Когда настал день отъезда домой, в Москву, Орлов понял, что боится. Семь недель – срок достаточный, чтобы и соскучиться, и отвыкнуть. Александру Ивановичу казалось, что там, дома, начнется какая-то новая, совершенно незнакомая жизнь, которую он не понимает и к которой не готов.
– Ни о чем не волноваться и ни о чем не беспокоиться, – напутствовала Орлова лечащий врач, немолодая женщина, с которой у него отношения сложились вполне добрые, почти приятельские. – Вы человек ра-зумный, держать себя в руках умеете, так что я очень на вас надеюсь.
«Знала бы ты, какая у меня на самом деле жизнь, – мысленно ответил ей Орлов, пожимая на прощание теплую сильную сухую руку, покрытую морщинистой кожей. – При моих обстоятельствах никак невозможно ни о чем не волноваться.

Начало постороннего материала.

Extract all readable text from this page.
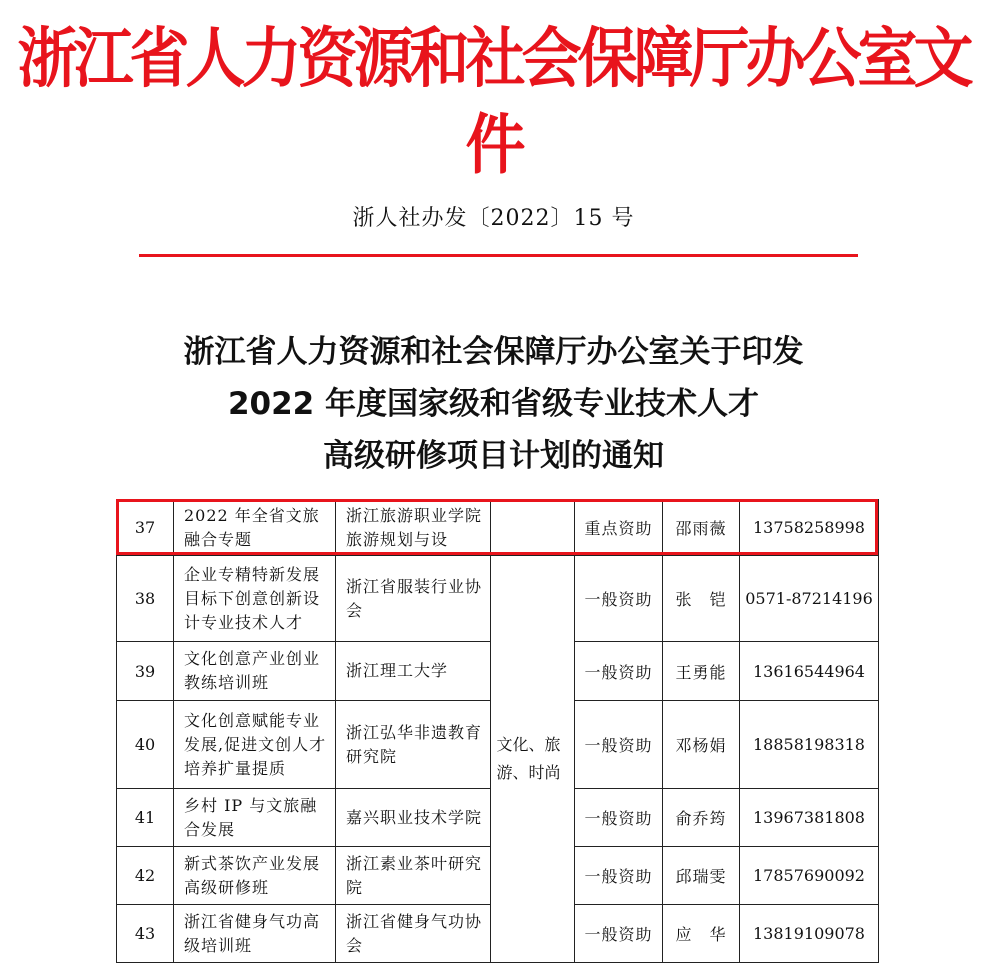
浙江省人力资源和社会保障厅办公室文件
浙人社办发〔2022〕15 号
浙江省人力资源和社会保障厅办公室关于印发
2022 年度国家级和省级专业技术人才
高级研修项目计划的通知
37	2022 年全省文旅融合专题	浙江旅游职业学院旅游规划与设		重点资助	邵雨薇	13758258998
38	企业专精特新发展目标下创意创新设计专业技术人才	浙江省服装行业协会	文化、旅游、时尚	一般资助	张　铠	0571-87214196
39	文化创意产业创业教练培训班	浙江理工大学		一般资助	王勇能	13616544964
40	文化创意赋能专业发展,促进文创人才培养扩量提质	浙江弘华非遗教育研究院		一般资助	邓杨娟	18858198318
41	乡村 IP 与文旅融合发展	嘉兴职业技术学院		一般资助	俞乔筠	13967381808
42	新式茶饮产业发展高级研修班	浙江素业茶叶研究院		一般资助	邱瑞雯	17857690092
43	浙江省健身气功高级培训班	浙江省健身气功协会		一般资助	应　华	13819109078
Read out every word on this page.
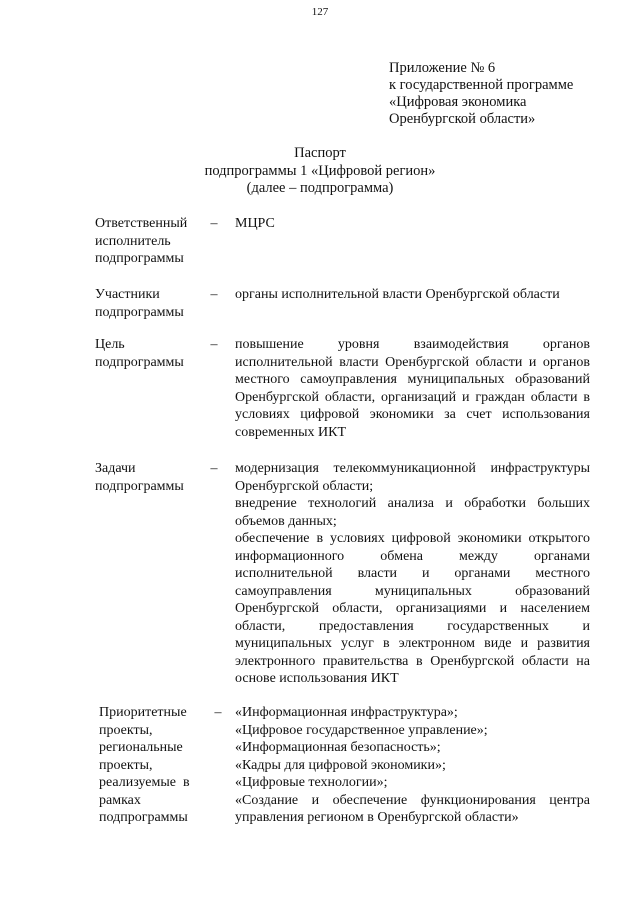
127
Приложение № 6
к государственной программе
«Цифровая экономика
Оренбургской области»
Паспорт
подпрограммы 1 «Цифровой регион»
(далее – подпрограмма)
Ответственный
исполнитель
подпрограммы
– МЦРС

Участники
подпрограммы
– органы исполнительной власти Оренбургской области

Цель
подпрограммы
– повышение уровня взаимодействия органов исполнительной власти Оренбургской области и органов местного самоуправления муниципальных образований Оренбургской области, организаций и граждан области в условиях цифровой экономики за счет использования современных ИКТ

Задачи
подпрограммы
– модернизация телекоммуникационной инфраструктуры Оренбургской области;

внедрение технологий анализа и обработки больших объемов данных;

обеспечение в условиях цифровой экономики открытого информационного обмена между органами исполнительной власти и органами местного самоуправления муниципальных образований Оренбургской области, организациями и населением области, предоставления государственных и муниципальных услуг в электронном виде и развития электронного правительства в Оренбургской области на основе использования ИКТ

Приоритетные
проекты,
региональные
проекты,
реализуемые  в
рамках
подпрограммы
– «Информационная инфраструктура»;
«Цифровое государственное управление»;
«Информационная безопасность»;
«Кадры для цифровой экономики»;
«Цифровые технологии»;

«Создание и обеспечение функционирования центра управления регионом в Оренбургской области»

Я сам сорок лет назад сделал так, что теперь покоя мне не будет до самой смерти».
На следующий день после того, как Александра Ивановича увезли на «Скорой» и положили в больницу, Татьяна Потапова впервые в жизни начала ощущать себя настоящей хозяйкой дома. До того, как переехать к Орловым, она с самого рождения жила в однокомнатной квартире, сначала с мамой и папой, потом только с одной мамой, и всегда помнила, что настоящая хозяйка – мама, а она, Танюшка, просто получила разрешение здесь жить и вместе с этим разрешением – обязанность помогать. Все вопросы решала мама, и она же делала все распоряжения. У Орловых Татьяна оказалась единственной женщиной в квартире, но все равно постоянно помнила о том, что хозяин здесь – отец Бориса, а она живет только потому, что ей «разрешили». И ни ее хозяйственность, ни умение готовить, ни тщательно поддерживаемый ею порядок в этой квартире, ни положение будущей жены и невестки ничего не могли изменить в ее мироощущении. Она младшая, а потому бесправная.
Однако наутро после госпитализации Александра Ивановича в сознании Татьяны начали происходить перемены, сперва незаметные, маленькие, казавшиеся ей даже немного смешными. Например, она, едва проснувшись, стала привычно прикидывать, какие из домашних дел выполнить прямо сейчас, а какие оставить на вечер, когда вернется с работы, и вдруг сказала себе: «Когда захочу – тогда и сделаю, все равно Александра Ивановича не будет, и я ему не помешаю. Борька на дежурстве, завтрак можно не готовить, мне самой и чашки кофе хватит, значит, можно еще поспать». Вечером, по дороге с работы, она зашла в магазин за продуктами и, выбирая между мороженым хеком и такой же мороженой треской, вдруг подумала, что раз она не любит рыбу, то можно же ее и не готовить. Рыбу любит Александр Иванович, и для него Татьяна всегда старалась изобрести что-нибудь вкусненькое и небанальное, собирая рецепты у всех подруг и знакомых, а также в журналах и книгах по домоводству. При мысли о том, что на ужин можно просто поджарить свою любимую яичницу с колбасой, которую они с Борькой оба обожают, девушка счастливо улыбнулась.